Students developed a full understanding of the problem by participating in a campus-wide cleanup and by tracking their own single-use plastic consumption. Armed with their own data and realization of the enormous problem of single-use plastics, we dove into the engineering design process. They started brainstorming ideas individually and then shared them in groups. The students also completed concept sketches of their designs and had discussions about what would and would not work.
Collaboration was crucial in this project. Each team had four members, each with a specific role:
- The Project Manager’s role was to motivate and keep tabs on time management. They had to submit daily reports on their team as well as complete performance evaluations at the end of the project.
- The Mechanical Engineer’s role was to create and modify the design of the trash wheel using the plastics available.
- The Software Engineer’s role was to write and modify the TI-Basic code that would control the DC motors used to move the trash wheel.
- The Marketing/Design role was to help create an attractive aesthetic for the trash wheel and develop the PSA.
We used TI-NspireTM CX graphing calculators, along with TI-Innovator™ Hubs, to control DC motors. Students learned how to use TI-Basic to write simple commands that made the motors move at the speed and duration they needed.
The students amazed me with their creativity.
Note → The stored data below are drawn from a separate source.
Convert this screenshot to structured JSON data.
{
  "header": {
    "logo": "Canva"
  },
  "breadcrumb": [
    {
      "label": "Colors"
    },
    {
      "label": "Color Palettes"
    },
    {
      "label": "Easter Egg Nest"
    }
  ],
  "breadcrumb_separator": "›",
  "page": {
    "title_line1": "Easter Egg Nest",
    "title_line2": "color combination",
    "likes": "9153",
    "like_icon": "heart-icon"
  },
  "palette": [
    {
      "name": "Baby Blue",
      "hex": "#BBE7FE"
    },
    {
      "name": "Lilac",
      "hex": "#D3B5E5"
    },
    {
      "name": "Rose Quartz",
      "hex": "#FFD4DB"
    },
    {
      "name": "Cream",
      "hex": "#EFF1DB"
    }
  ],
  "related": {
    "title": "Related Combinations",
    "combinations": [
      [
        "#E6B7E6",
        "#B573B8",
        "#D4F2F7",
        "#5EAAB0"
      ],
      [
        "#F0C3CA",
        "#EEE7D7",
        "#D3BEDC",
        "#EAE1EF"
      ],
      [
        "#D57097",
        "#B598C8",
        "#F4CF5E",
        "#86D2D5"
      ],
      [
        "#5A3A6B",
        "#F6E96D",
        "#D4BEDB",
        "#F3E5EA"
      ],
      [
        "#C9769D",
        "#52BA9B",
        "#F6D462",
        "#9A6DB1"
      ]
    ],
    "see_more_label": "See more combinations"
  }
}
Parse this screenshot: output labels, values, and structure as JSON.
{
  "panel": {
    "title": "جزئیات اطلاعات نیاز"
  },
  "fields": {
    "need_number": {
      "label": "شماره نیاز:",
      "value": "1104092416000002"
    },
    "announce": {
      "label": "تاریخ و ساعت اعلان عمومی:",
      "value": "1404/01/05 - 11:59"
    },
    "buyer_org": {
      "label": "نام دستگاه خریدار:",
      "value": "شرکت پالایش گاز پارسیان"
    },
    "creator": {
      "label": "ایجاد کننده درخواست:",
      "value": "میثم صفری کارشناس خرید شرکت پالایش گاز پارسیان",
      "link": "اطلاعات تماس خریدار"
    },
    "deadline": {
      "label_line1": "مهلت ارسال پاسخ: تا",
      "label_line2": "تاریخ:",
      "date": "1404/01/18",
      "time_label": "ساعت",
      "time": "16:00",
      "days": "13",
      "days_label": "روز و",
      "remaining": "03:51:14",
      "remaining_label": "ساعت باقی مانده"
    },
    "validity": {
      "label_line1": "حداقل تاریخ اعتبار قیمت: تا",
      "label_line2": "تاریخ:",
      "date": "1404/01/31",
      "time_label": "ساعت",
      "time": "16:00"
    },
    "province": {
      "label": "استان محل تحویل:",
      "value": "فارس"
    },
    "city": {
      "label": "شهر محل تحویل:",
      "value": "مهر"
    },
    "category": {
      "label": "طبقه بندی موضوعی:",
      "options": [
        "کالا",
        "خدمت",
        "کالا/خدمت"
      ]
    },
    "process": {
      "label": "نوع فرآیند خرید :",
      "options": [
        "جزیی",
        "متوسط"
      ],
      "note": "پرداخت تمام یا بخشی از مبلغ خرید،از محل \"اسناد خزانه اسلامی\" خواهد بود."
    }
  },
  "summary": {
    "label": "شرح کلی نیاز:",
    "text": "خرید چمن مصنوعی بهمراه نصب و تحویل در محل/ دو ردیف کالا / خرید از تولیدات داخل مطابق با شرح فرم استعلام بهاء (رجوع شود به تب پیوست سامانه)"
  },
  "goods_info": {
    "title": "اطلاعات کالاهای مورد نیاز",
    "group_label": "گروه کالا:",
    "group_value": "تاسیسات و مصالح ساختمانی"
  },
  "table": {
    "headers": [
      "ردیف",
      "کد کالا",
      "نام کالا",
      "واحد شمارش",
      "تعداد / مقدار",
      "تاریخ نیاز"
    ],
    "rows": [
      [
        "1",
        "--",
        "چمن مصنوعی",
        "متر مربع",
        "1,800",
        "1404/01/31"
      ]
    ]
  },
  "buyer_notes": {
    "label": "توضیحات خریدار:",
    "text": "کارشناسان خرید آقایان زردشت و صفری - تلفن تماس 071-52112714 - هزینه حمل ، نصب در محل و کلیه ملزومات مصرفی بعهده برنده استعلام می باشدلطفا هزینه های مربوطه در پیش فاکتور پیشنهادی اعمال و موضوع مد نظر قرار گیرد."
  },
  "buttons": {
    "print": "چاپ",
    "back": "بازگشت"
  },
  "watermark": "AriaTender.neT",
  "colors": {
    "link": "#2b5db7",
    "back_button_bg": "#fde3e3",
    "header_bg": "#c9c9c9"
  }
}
Each project had its own personality. They worked effectively in groups and were actively engaged during the entire four days of building, designing and refining their projects. On the last day, a few groups were not quite ready to showcase their project. They had a little more tinkering to do and begged me to shorten their review for their final exam in favor of finishing their trash wheel. When upper-level ninth-grade students ask you to do something like this, you know they are engaged in learning.
This project was by far the most rewarding and engaging activity I have ever participated in during my career as a teacher. I was able to see students get excited about the engineering design process and realize that coding is not so intimidating. Engineering is pretty cool when you have a problem in which students can see themselves authentically as part of the solution.